Cuando los soldados iban a rendir su declaración preparatoria le pidieron al primer abogado civil que vieron por los juzgados militares que los defendiera.

“El licenciado pidió peritajes por los golpes y alegó que nuestras declaraciones no era válidas por haber sido torturados. Cuando el licenciado salió del Campo Militar lo alcanzaron soldados y le dijeron que no se metiera en nuestro caso, que ya todo estaba armado.

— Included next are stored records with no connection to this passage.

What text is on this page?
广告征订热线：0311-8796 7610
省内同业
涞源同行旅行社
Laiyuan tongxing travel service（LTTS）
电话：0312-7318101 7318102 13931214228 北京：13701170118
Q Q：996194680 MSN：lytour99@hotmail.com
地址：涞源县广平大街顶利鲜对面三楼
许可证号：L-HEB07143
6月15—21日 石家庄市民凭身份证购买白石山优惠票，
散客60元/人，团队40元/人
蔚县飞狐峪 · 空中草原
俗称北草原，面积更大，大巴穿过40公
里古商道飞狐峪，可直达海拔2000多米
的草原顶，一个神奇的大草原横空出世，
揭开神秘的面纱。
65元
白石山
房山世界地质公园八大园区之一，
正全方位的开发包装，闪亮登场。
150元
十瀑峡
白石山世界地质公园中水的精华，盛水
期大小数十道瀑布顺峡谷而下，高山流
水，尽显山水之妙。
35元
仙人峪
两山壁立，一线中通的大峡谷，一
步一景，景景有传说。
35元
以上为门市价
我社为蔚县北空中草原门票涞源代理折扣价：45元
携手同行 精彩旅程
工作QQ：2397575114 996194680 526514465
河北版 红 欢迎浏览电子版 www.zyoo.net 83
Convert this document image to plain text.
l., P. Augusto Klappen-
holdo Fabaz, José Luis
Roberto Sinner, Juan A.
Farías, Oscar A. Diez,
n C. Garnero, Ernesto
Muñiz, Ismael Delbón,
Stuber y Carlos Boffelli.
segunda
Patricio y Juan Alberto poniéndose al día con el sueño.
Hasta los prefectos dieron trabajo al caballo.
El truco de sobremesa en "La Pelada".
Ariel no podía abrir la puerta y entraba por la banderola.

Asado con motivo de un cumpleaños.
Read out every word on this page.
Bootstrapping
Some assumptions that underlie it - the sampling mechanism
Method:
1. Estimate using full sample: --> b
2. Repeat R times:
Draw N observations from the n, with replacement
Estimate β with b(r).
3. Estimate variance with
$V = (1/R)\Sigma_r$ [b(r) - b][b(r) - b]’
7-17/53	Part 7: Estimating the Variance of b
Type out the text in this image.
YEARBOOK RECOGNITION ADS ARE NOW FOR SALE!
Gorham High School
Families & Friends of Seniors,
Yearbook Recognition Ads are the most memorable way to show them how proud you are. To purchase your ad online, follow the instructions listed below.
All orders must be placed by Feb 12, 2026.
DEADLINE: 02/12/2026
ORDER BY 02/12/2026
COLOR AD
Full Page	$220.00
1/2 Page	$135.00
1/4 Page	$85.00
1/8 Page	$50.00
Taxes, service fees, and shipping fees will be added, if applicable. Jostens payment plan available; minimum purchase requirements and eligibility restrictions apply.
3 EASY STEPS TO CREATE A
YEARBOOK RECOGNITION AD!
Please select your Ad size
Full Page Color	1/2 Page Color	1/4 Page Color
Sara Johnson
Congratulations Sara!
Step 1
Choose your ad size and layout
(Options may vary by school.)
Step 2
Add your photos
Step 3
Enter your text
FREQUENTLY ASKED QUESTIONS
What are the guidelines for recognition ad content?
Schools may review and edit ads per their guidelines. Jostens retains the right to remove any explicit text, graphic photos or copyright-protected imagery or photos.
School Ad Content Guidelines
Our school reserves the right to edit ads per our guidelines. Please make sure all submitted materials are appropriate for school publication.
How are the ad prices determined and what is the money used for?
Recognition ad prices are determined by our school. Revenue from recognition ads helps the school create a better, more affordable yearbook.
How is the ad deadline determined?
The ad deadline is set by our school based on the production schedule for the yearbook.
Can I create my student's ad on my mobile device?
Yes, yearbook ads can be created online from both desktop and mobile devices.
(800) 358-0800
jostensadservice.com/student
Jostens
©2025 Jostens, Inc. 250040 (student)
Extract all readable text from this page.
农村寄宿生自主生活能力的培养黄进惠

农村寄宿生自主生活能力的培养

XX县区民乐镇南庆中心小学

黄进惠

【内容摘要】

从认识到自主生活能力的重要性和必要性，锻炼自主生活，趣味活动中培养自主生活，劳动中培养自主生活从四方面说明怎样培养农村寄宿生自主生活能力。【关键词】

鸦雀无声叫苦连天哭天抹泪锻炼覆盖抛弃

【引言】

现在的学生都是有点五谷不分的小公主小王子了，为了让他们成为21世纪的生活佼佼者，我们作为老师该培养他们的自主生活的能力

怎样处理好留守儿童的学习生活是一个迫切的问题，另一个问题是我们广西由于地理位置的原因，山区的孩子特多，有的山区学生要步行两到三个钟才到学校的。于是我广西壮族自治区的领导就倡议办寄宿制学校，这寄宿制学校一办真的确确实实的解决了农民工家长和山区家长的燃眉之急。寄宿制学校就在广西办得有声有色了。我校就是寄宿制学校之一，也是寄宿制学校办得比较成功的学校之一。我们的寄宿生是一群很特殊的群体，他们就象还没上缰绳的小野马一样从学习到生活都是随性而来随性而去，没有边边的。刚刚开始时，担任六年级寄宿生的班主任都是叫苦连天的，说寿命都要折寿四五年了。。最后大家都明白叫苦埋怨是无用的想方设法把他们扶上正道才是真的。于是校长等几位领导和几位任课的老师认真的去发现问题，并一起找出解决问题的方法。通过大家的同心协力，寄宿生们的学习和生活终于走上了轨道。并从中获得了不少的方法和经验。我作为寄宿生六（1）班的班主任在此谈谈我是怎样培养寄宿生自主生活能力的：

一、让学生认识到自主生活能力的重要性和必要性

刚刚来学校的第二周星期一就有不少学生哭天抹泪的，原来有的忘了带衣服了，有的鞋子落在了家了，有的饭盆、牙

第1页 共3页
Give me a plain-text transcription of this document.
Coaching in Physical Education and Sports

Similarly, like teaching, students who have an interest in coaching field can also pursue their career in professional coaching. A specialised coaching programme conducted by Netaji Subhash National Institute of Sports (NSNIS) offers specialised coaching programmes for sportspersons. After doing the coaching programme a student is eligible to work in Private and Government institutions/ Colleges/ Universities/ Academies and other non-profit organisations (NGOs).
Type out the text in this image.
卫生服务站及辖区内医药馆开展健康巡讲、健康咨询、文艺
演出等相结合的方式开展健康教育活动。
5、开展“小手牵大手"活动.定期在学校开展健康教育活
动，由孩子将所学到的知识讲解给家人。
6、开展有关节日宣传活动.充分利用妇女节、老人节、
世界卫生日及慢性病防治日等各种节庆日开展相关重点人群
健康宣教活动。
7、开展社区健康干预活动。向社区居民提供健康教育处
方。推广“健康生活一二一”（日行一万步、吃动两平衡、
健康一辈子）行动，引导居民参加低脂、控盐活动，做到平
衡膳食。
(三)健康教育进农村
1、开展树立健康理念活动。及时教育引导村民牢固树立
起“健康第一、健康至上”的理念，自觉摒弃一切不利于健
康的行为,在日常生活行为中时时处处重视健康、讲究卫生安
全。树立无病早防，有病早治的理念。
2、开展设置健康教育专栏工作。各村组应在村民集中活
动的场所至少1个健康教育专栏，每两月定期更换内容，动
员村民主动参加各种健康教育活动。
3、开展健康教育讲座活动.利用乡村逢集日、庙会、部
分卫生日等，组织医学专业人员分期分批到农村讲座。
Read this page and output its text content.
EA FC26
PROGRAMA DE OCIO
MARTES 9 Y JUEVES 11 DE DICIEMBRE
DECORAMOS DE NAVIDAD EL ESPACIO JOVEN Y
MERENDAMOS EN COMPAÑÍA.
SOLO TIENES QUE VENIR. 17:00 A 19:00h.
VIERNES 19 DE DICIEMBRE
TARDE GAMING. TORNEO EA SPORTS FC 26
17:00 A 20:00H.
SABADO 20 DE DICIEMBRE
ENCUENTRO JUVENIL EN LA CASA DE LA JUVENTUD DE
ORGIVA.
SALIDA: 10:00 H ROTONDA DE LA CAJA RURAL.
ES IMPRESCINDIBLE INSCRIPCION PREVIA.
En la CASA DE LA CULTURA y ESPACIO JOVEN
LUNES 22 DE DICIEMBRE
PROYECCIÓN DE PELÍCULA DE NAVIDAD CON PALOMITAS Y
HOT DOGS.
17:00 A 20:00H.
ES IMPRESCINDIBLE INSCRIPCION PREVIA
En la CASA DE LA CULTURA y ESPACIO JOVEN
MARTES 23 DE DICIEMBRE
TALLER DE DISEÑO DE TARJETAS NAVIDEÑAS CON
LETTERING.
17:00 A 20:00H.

El abogado se asustó y se negó a defendernos.”

Su actual defensor, también civil, tramitó un amparo directo contra el auto de formal prisión en el Juzgado Tercero de Distrito, que resultó favorable: se ordena al juez militar que libere a los presos porque el auto no está fundado ni motivado.

Un tribunal colegiado ratificó la resolución, pero el juzgado militar les volvió a dictar formal prisión.

Hernández tiene miedo porque su familia está vigilada y se indigna porque su imagen es utilizada en una campaña interna de la Sedena contra la corrupción.

“Un amigo me vino a ver y me dijo que les habían pasado un video en el que aparece mi rostro: aparezco como un mal ejemplo de soldado, diciendo que yo trabajé para Beltrán y que ahora estoy en la cárcel. Mi amigo me dijo que después de ver ese video había decidido que ya no volvería a visitarme, que tenía miedo de que lo metieran a la prisión por hablar conmigo. Eso es lo que más me duele, que además de que me tienen encerrado, manchen mi imagen y mis amigos me dejen solo.”

El teniente Julián Hernández fue trasladado el 28 de abril de 2011 al penal de máxima seguridad de Perote.